The Emperor of Ice-Cream
- First edition
- Author: Brian Moore
- Language: English
- Genre: Bildungsroman
- Publisher: McClelland and Stewart (Canada) Viking Press (US) Andre Deutsch (UK)
- Publication date: 1965
- Publication place: United States
- Pages: 250
- OCLC: 368948
- Preceded by: An Answer from Limbo (1962)
- Followed by: I Am Mary Dunne (1968)

= The Emperor of Ice-Cream (novel) =

1965 novel by Brian Moore

The Emperor of Ice-Cream is a 1965 coming-of-age novel by writer Brian Moore. Set in Belfast during the Second World War, it tells the story of 17-year-old Gavin Burke who, admitting "war was freedom, freedom from futures", defies his nationalist and Catholic family by volunteering as an air raid warden with the largely Protestant ARP. The novel follows Gavin's journey as he realises that there are those on the other side of the city's bitter communal division whose friendships offer a wider horizon.
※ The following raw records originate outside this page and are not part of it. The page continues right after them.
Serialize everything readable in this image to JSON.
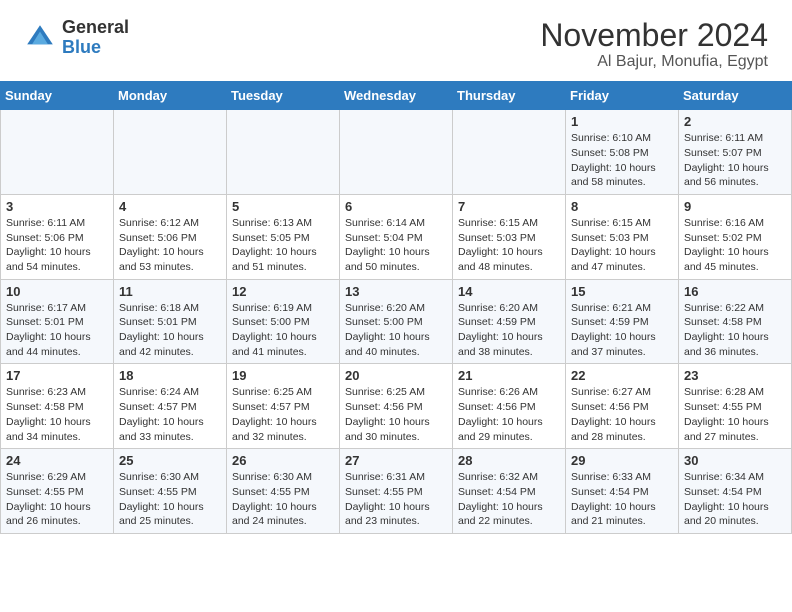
{
  "header": {
    "logo_general": "General",
    "logo_blue": "Blue",
    "month": "November 2024",
    "location": "Al Bajur, Monufia, Egypt"
  },
  "weekdays": [
    "Sunday",
    "Monday",
    "Tuesday",
    "Wednesday",
    "Thursday",
    "Friday",
    "Saturday"
  ],
  "weeks": [
    [
      {
        "day": "",
        "info": ""
      },
      {
        "day": "",
        "info": ""
      },
      {
        "day": "",
        "info": ""
      },
      {
        "day": "",
        "info": ""
      },
      {
        "day": "",
        "info": ""
      },
      {
        "day": "1",
        "info": "Sunrise: 6:10 AM\nSunset: 5:08 PM\nDaylight: 10 hours and 58 minutes."
      },
      {
        "day": "2",
        "info": "Sunrise: 6:11 AM\nSunset: 5:07 PM\nDaylight: 10 hours and 56 minutes."
      }
    ],
    [
      {
        "day": "3",
        "info": "Sunrise: 6:11 AM\nSunset: 5:06 PM\nDaylight: 10 hours and 54 minutes."
      },
      {
        "day": "4",
        "info": "Sunrise: 6:12 AM\nSunset: 5:06 PM\nDaylight: 10 hours and 53 minutes."
      },
      {
        "day": "5",
        "info": "Sunrise: 6:13 AM\nSunset: 5:05 PM\nDaylight: 10 hours and 51 minutes."
      },
      {
        "day": "6",
        "info": "Sunrise: 6:14 AM\nSunset: 5:04 PM\nDaylight: 10 hours and 50 minutes."
      },
      {
        "day": "7",
        "info": "Sunrise: 6:15 AM\nSunset: 5:03 PM\nDaylight: 10 hours and 48 minutes."
      },
      {
        "day": "8",
        "info": "Sunrise: 6:15 AM\nSunset: 5:03 PM\nDaylight: 10 hours and 47 minutes."
      },
      {
        "day": "9",
        "info": "Sunrise: 6:16 AM\nSunset: 5:02 PM\nDaylight: 10 hours and 45 minutes."
      }
    ],
    [
      {
        "day": "10",
        "info": "Sunrise: 6:17 AM\nSunset: 5:01 PM\nDaylight: 10 hours and 44 minutes."
      },
      {
        "day": "11",
        "info": "Sunrise: 6:18 AM\nSunset: 5:01 PM\nDaylight: 10 hours and 42 minutes."
      },
      {
        "day": "12",
        "info": "Sunrise: 6:19 AM\nSunset: 5:00 PM\nDaylight: 10 hours and 41 minutes."
      },
      {
        "day": "13",
        "info": "Sunrise: 6:20 AM\nSunset: 5:00 PM\nDaylight: 10 hours and 40 minutes."
      },
      {
        "day": "14",
        "info": "Sunrise: 6:20 AM\nSunset: 4:59 PM\nDaylight: 10 hours and 38 minutes."
      },
      {
        "day": "15",
        "info": "Sunrise: 6:21 AM\nSunset: 4:59 PM\nDaylight: 10 hours and 37 minutes."
      },
      {
        "day": "16",
        "info": "Sunrise: 6:22 AM\nSunset: 4:58 PM\nDaylight: 10 hours and 36 minutes."
      }
    ],
    [
      {
        "day": "17",
        "info": "Sunrise: 6:23 AM\nSunset: 4:58 PM\nDaylight: 10 hours and 34 minutes."
      },
      {
        "day": "18",
        "info": "Sunrise: 6:24 AM\nSunset: 4:57 PM\nDaylight: 10 hours and 33 minutes."
      },
      {
        "day": "19",
        "info": "Sunrise: 6:25 AM\nSunset: 4:57 PM\nDaylight: 10 hours and 32 minutes."
      },
      {
        "day": "20",
        "info": "Sunrise: 6:25 AM\nSunset: 4:56 PM\nDaylight: 10 hours and 30 minutes."
      },
      {
        "day": "21",
        "info": "Sunrise: 6:26 AM\nSunset: 4:56 PM\nDaylight: 10 hours and 29 minutes."
      },
      {
        "day": "22",
        "info": "Sunrise: 6:27 AM\nSunset: 4:56 PM\nDaylight: 10 hours and 28 minutes."
      },
      {
        "day": "23",
        "info": "Sunrise: 6:28 AM\nSunset: 4:55 PM\nDaylight: 10 hours and 27 minutes."
      }
    ],
    [
      {
        "day": "24",
        "info": "Sunrise: 6:29 AM\nSunset: 4:55 PM\nDaylight: 10 hours and 26 minutes."
      },
      {
        "day": "25",
        "info": "Sunrise: 6:30 AM\nSunset: 4:55 PM\nDaylight: 10 hours and 25 minutes."
      },
      {
        "day": "26",
        "info": "Sunrise: 6:30 AM\nSunset: 4:55 PM\nDaylight: 10 hours and 24 minutes."
      },
      {
        "day": "27",
        "info": "Sunrise: 6:31 AM\nSunset: 4:55 PM\nDaylight: 10 hours and 23 minutes."
      },
      {
        "day": "28",
        "info": "Sunrise: 6:32 AM\nSunset: 4:54 PM\nDaylight: 10 hours and 22 minutes."
      },
      {
        "day": "29",
        "info": "Sunrise: 6:33 AM\nSunset: 4:54 PM\nDaylight: 10 hours and 21 minutes."
      },
      {
        "day": "30",
        "info": "Sunrise: 6:34 AM\nSunset: 4:54 PM\nDaylight: 10 hours and 20 minutes."
      }
    ]
  ]
}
Based in part on Moore's own wartime experiences, he described it as the most autobiographical of his novels. Moore left Belfast in 1943 to join the British Ministry of War Transport and worked himself for a period with the ARP in London.

The book is dedicated, as were all of Moore's subsequent novels, to his partner Jean, who became his second wife two years after its publication. Its title is taken from Wallace Stevens' poem "The Emperor of Ice-Cream".

The book was dramatised by the Northern Irish actor, playwright and theatre director Bill Morrison; the play was performed at Dublin's Abbey Theatre in 1977.